The legal action followed the council’s refusal to allow extra storeys to be added to the Salesforce Tower development in the city.
The development company had contended that each side should bear their own legal costs as the proceedings were subject to a special costs rule applicable under section 50B of the Planning and Development Act 2000.
Lawyers for the council maintained the normal convention of the successful party being entitled to have their costs paid by the losing side should apply in the case.
The dispute over costs arose from the ruling by the High Court last May which dismissed a challenge brought by Spencer Place Development Company against the council’s interpretation that a maximum of 10 storeys was permissible for new developments under the planning scheme for the North Lotts/Grand Canal strategic development zone (SDZ).

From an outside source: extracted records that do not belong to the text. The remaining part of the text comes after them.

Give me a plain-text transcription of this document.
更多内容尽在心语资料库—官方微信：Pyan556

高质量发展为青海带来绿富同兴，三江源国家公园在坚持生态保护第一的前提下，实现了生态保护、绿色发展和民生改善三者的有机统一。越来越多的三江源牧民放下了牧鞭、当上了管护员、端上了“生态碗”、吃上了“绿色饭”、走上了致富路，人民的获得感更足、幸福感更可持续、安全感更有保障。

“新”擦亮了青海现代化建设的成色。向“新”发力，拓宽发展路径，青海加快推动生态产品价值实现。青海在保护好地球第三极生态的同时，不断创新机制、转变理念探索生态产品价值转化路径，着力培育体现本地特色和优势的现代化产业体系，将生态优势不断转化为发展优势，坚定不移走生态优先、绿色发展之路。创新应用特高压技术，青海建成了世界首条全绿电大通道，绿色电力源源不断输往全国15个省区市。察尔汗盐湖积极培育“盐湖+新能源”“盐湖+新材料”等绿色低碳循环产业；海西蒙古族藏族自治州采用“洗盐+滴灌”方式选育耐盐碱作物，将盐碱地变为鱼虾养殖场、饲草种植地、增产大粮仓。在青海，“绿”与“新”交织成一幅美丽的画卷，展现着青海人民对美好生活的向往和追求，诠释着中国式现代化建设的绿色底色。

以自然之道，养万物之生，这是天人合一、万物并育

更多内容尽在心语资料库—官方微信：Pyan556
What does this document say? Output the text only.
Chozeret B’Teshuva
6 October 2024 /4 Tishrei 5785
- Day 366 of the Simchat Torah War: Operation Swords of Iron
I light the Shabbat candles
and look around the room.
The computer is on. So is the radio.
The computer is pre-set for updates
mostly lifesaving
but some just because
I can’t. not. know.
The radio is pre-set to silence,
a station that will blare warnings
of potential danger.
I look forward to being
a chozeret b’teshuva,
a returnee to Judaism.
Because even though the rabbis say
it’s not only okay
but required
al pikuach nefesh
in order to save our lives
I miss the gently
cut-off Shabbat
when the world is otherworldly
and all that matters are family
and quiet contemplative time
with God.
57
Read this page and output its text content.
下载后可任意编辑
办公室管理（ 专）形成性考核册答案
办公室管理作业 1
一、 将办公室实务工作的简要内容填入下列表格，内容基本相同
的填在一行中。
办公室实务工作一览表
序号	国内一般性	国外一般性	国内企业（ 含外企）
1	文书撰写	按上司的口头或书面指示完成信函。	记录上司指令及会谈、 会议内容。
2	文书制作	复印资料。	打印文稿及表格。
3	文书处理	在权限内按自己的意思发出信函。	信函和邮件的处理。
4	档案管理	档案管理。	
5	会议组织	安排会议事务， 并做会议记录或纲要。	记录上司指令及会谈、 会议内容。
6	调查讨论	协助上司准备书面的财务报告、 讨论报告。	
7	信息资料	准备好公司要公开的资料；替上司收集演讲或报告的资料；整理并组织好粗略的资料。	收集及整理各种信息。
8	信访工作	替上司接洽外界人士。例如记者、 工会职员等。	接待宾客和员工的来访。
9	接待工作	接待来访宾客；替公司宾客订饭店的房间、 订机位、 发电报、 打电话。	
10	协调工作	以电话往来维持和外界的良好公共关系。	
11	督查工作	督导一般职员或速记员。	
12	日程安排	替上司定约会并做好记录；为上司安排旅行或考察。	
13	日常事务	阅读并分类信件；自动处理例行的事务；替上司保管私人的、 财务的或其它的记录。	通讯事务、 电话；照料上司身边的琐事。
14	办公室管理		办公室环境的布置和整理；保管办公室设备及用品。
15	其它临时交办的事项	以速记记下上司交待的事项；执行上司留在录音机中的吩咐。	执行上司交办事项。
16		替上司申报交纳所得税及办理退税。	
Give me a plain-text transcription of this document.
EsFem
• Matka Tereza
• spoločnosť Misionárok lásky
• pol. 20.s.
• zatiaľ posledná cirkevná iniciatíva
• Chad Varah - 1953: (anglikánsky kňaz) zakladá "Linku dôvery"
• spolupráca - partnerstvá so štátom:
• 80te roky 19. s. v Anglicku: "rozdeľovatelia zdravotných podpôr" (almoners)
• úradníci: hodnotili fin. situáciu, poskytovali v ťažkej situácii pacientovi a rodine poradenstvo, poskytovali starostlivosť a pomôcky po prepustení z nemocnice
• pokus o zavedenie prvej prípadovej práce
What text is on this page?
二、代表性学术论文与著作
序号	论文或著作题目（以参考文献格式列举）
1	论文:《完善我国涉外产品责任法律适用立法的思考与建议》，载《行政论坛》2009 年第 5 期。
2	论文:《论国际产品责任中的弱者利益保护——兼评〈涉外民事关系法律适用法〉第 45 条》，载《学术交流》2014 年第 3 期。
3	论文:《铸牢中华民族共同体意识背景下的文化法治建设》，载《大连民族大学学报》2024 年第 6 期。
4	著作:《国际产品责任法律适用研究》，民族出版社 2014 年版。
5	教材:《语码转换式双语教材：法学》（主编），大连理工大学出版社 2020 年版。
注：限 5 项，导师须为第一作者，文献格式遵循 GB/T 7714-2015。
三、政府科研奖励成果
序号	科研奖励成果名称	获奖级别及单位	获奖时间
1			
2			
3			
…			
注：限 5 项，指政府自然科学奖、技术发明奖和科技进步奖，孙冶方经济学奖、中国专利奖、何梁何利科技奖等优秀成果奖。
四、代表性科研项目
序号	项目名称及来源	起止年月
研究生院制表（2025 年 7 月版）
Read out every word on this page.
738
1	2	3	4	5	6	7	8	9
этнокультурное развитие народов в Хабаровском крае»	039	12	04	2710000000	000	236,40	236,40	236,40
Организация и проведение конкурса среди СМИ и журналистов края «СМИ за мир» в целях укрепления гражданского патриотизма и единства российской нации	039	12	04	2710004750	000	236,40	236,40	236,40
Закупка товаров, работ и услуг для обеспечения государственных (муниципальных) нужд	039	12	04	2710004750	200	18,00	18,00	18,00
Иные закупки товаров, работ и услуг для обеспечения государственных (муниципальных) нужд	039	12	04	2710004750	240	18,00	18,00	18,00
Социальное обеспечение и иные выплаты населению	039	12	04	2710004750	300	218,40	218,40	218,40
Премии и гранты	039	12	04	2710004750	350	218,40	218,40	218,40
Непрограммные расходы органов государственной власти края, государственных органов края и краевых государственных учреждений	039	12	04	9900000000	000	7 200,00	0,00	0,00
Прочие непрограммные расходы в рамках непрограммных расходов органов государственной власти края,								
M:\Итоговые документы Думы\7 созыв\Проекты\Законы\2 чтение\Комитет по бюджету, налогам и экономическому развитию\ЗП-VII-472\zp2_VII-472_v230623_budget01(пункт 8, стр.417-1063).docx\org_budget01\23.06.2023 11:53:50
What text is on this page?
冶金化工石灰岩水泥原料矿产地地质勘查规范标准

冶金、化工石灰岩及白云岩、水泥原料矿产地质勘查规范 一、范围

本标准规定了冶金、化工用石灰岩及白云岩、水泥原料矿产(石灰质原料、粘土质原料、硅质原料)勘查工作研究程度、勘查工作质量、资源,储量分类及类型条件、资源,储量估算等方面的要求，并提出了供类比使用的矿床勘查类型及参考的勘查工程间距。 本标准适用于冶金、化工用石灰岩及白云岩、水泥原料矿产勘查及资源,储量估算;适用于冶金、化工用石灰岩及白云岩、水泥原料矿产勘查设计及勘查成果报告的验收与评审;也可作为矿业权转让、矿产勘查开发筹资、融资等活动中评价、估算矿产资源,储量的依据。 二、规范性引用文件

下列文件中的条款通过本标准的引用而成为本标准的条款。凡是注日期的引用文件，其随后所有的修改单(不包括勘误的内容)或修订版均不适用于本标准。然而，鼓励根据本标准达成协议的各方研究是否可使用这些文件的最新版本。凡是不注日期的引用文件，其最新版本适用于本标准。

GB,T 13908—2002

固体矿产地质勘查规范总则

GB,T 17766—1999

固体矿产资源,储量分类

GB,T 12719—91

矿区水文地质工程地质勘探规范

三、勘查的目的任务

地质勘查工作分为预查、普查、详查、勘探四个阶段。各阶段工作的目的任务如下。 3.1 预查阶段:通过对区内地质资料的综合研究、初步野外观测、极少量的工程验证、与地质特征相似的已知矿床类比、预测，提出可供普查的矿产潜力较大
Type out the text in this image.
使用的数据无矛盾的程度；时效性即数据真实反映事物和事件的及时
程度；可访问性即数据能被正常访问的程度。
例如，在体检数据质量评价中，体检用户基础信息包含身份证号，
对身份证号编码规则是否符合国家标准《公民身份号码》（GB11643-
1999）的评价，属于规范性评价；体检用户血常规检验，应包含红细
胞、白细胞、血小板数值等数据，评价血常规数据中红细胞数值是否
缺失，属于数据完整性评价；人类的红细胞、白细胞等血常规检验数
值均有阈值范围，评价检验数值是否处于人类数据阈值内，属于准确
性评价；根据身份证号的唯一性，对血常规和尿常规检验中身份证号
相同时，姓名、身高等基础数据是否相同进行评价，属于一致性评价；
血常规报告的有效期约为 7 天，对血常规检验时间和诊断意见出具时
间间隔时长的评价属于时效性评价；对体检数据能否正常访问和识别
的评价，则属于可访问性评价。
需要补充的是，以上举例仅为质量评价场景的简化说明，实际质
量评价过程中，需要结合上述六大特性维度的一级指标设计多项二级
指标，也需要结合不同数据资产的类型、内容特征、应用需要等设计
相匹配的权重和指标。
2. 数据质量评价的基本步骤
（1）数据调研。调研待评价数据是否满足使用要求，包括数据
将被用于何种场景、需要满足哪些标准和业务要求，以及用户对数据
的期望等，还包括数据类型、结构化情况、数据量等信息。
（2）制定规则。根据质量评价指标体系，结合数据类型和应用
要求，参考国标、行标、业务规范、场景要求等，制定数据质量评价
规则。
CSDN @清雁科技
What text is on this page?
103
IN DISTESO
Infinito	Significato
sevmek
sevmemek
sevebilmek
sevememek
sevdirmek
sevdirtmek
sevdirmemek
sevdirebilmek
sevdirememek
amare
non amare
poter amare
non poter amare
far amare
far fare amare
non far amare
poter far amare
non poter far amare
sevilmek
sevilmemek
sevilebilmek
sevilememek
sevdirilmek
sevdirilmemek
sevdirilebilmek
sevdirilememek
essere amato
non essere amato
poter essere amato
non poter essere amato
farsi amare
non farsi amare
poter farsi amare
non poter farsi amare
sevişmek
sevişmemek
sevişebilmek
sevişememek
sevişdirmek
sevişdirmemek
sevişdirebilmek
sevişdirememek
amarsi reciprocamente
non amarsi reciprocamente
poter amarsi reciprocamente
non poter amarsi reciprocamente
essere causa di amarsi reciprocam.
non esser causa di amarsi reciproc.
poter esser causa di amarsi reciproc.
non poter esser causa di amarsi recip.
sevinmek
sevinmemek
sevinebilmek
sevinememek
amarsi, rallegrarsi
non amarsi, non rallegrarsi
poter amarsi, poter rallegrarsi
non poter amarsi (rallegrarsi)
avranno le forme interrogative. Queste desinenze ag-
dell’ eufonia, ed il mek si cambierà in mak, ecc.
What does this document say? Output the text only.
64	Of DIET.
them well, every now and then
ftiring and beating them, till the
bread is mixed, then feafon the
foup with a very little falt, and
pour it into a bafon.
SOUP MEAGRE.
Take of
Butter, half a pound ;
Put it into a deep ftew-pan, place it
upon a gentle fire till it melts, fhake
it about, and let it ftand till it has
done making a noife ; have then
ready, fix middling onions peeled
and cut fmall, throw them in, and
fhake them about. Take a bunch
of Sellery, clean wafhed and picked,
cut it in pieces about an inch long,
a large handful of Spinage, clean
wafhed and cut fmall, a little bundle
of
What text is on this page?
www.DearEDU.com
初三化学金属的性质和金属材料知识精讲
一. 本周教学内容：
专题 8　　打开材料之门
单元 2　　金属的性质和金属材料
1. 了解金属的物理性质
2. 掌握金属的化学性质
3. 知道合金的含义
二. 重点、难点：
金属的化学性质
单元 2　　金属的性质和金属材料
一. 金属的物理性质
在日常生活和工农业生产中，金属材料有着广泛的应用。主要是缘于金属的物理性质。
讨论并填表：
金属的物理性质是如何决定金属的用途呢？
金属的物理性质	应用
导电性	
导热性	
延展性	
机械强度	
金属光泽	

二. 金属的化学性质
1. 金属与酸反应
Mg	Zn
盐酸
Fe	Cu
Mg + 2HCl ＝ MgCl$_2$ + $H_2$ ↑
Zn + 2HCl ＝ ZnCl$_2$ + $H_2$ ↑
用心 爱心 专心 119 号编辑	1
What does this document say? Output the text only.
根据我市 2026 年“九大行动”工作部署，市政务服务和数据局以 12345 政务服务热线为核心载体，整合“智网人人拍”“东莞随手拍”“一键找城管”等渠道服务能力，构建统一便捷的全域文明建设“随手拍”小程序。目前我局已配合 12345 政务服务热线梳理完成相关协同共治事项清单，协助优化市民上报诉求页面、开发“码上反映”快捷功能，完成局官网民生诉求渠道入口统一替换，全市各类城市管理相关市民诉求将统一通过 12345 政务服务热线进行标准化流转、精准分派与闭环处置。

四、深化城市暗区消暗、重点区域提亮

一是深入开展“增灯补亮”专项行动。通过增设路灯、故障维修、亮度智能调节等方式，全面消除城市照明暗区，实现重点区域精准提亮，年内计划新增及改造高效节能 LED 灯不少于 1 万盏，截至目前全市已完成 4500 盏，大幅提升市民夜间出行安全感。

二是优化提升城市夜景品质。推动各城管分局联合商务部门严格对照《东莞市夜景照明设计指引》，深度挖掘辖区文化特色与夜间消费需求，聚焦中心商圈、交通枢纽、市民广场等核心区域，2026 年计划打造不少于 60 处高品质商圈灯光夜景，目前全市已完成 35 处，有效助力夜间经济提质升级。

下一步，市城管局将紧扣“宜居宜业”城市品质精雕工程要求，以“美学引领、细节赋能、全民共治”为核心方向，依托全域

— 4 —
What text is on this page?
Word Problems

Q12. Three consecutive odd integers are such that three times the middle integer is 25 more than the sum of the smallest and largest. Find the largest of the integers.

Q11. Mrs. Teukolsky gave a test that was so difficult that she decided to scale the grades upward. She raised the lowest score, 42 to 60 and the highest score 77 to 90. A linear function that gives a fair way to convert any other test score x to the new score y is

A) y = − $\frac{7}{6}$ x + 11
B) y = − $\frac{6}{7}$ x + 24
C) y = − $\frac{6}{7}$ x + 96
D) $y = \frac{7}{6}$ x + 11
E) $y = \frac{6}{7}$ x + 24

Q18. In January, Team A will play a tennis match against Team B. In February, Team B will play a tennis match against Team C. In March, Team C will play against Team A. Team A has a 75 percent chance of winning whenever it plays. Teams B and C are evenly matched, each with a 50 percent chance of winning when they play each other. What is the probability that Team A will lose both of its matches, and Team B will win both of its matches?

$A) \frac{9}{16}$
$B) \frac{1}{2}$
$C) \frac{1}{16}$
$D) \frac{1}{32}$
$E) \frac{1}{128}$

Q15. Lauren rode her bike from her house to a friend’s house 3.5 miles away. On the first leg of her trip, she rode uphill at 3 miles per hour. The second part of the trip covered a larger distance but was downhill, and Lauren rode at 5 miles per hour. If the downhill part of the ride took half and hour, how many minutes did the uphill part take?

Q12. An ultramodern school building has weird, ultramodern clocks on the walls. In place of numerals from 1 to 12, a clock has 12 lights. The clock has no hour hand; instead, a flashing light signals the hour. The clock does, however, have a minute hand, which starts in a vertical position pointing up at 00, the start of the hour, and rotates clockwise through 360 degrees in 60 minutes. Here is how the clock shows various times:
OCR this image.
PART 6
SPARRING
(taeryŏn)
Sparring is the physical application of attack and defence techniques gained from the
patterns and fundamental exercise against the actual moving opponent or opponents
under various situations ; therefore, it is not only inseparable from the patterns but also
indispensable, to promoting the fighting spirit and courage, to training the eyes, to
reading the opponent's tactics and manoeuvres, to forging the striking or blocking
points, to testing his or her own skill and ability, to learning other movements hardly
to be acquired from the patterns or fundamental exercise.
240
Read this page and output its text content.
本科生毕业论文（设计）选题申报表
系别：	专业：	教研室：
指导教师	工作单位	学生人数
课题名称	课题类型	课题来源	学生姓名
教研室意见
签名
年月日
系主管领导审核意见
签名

The company claimed the council’s interpretation would adversely affect the outcome of two planning applications that were pending for a commercial and residential development within the SDZ for which it wanted a permissible building height of up to 13 storeys, in accordance with general building height guidelines.
It contested the council’s legal interpretation of the “urban development and building heights” guidelines published by the Minister for Housing, Eoghan Murphy, in December 2018 were incorrect.
The council had opposed the proceedings, claiming they were premature as it had not issued any decision on the planning applications.
In his ruling on costs, Mr Justice Simons said it was “somewhat opportunistic” and “anomalous” that the company had sought reliance on a European Union directive requirement as the basis for making its costs application when it had maintained throughout the main case that a strategic environmental assessment (SEA) was irrelevant when interpreting building-height guidelines.
“It represents a volte-face for the applicant to now champion the SEA directive,” the judge said.
He said a fundamental obstacle to the developer’s case was that it had brought proceedings against the council in anticipation of a decision being made which would breach the Planning and Development Act 2000.
He said it was clear that, for the special cost rules of Section 50B to apply, it must be possible to identify a decision made prior to seeking a judicial review.
Mr Justice Simons said the company should have awaited the outcome of the planning process before having recourse to judicial review proceedings when it could have argued the special costs rule applied.
The judge said the interpretation and application of section 50B had proved controversial and had given rise to a significant number of High Court rulings, not all of which were consistent with each other.
He said it had resulted in the “undesirable situation” where separate lengthy hearings on costs often followed judgment on the substantive issues in judicial review proceedings.